Jones has been named USA Track & Field's Athlete of the Week after winning the 13-14 girl 100 m and 200 m hurdles and setting national and Junior Olympic records in both events at the USATF National Junior Olympic Track & Field Championships on July 28, 2013.
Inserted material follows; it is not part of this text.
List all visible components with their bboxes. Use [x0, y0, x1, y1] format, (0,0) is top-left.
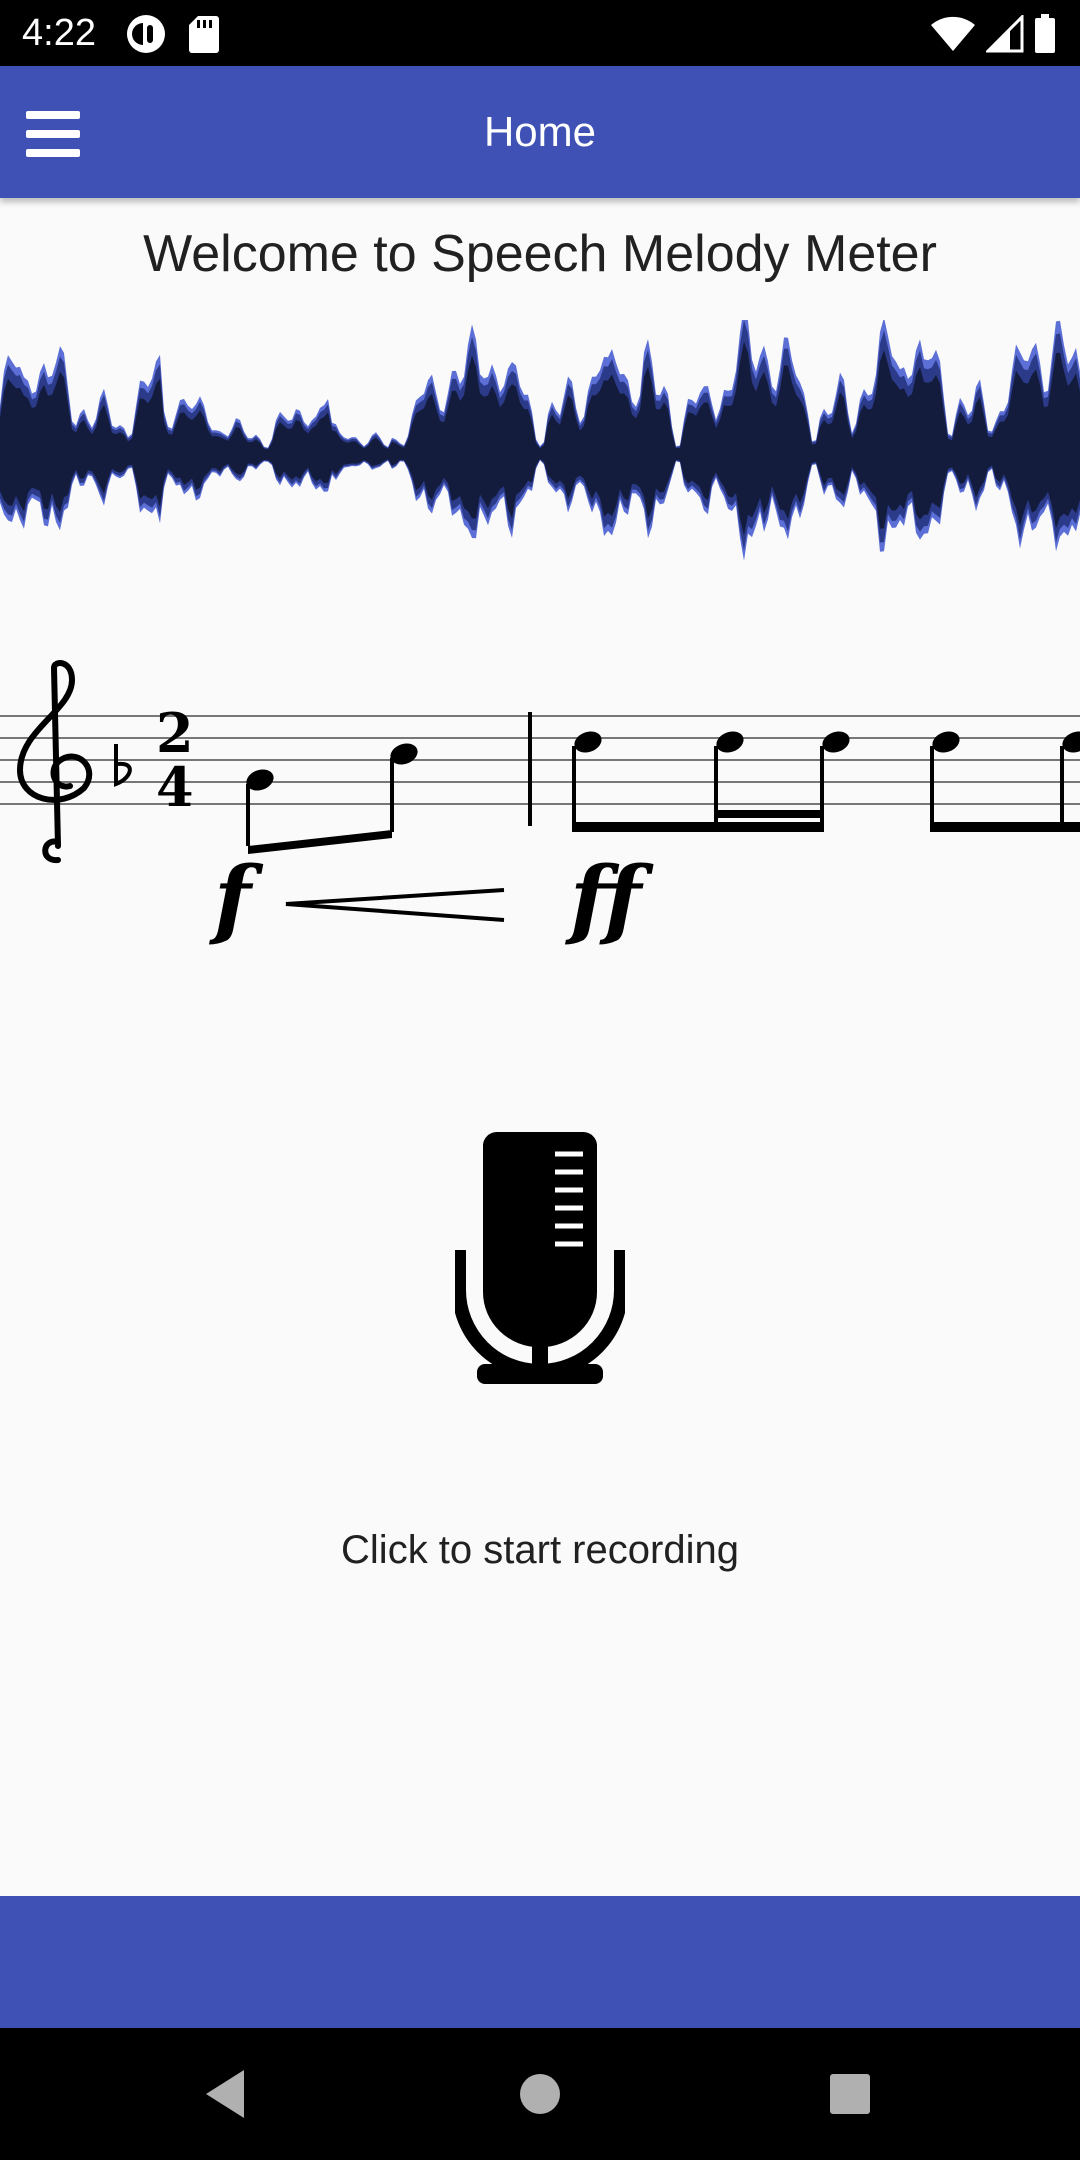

She won the 100-meter hurdles at the 2016 USA Junior Championships in a time of 12.84 seconds, which equaled Aliuska López's world junior record dating from 1987. It was the best ever time set by a 15-year-old athlete.

==Statistics==
===Circuit performances===

Grand Slam Track results
| Slam | Race group | Event | Pl. | Time | Prize money |
| 2025 Kingston Slam | Short hurdles | 100 m hurdles | 1st | 12.63 | US$50,000 |
| 100 m | 6th | 12.26 |
| 2025 Miami Slam | Short hurdles | 100 m hurdles | 2nd | 12.19 | US$25,000 |
| 100 m | 6th | 11.50 |
| 2025 Philadelphia Slam | Short hurdles | 100 m hurdles | 2nd | 12.60 | US$30,000 |
| 100 m | 7th | 11.66 |

===Personal bests===

| Event | Time (sec) | Venue | Date |
Outdoor events
| 100m | 11.50 | Miramar, Florida | May 2, 2025 |
| 200m | 23.81 | Greensboro, North Carolina | July 25, 2013 |
| 100 m hurdles | 12.19 | Miramar, Florida | May 2, 2025 |
Indoor events
| 60 m hurdles | 7.67 | Albuquerque, New Mexico | February 16, 2024 |

==Personal life==
Jones was engaged to NFL wide receiver, Xavier Worthy as announced in January 2025. By March of that year, the engagement appeared to have ended when Jones was granted a temporary restraining order against Worthy. Worthy has sought charges against Jones for theft and assault.